But it sure is pretty.

cee's fun foto chall



Old #2 in winter

If there is one season we have more than enough of here in New England, it’s winter. It depends on the year, of course, Not all winters are created equal. Usually, we are buried under ice and snow from late November to early April. But there are exceptions.


Every once in a while, we have a mild winter. We had one a few winters ago where there was nothing more than a dusting of snow for the winter … and then we had a drought in the spring because there was no melt-off to fill the rivers, aquifers, and lakes. Still, I was personally grateful for the break.

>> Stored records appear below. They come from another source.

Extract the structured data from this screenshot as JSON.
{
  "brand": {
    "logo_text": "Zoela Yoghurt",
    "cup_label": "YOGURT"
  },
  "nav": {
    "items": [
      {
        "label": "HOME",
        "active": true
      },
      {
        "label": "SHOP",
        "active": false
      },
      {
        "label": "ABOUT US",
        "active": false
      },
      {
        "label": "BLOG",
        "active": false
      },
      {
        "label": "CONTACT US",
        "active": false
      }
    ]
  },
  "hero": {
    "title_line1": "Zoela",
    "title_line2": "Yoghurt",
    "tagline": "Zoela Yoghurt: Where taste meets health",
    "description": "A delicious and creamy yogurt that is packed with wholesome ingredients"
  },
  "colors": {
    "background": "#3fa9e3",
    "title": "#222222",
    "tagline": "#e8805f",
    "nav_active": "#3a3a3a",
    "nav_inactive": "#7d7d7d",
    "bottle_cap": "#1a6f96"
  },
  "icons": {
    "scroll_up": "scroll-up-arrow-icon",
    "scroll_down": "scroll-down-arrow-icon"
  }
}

Last year was horrendous. It was not the coldest winter I can remember, nor the snowiest, but it had the most ice. And bitter weather when you most needed a thaw to reduce the weight of snow on roofs, to make roads and walkways passable.

Hadley Snow Farm

Fortunately, spring was not accompanied, as it often is, by torrential rains so we avoided the annual flooding of everyone’s basement in all the valley’s towns.

Vintage snow through wintdow

Yet winter is magnificent. When that first layer of white comes down from the skies and wraps the world in its soft blanket, it’s hard not to hear music and poetry in your head. If only it weren’t so bitter … or last so long.

Hadley Winter Grove

How about we strike a deal? One month of winter … say January? Start right after the New Year then melt in time for Valentine’s Day. That would be more than sufficient.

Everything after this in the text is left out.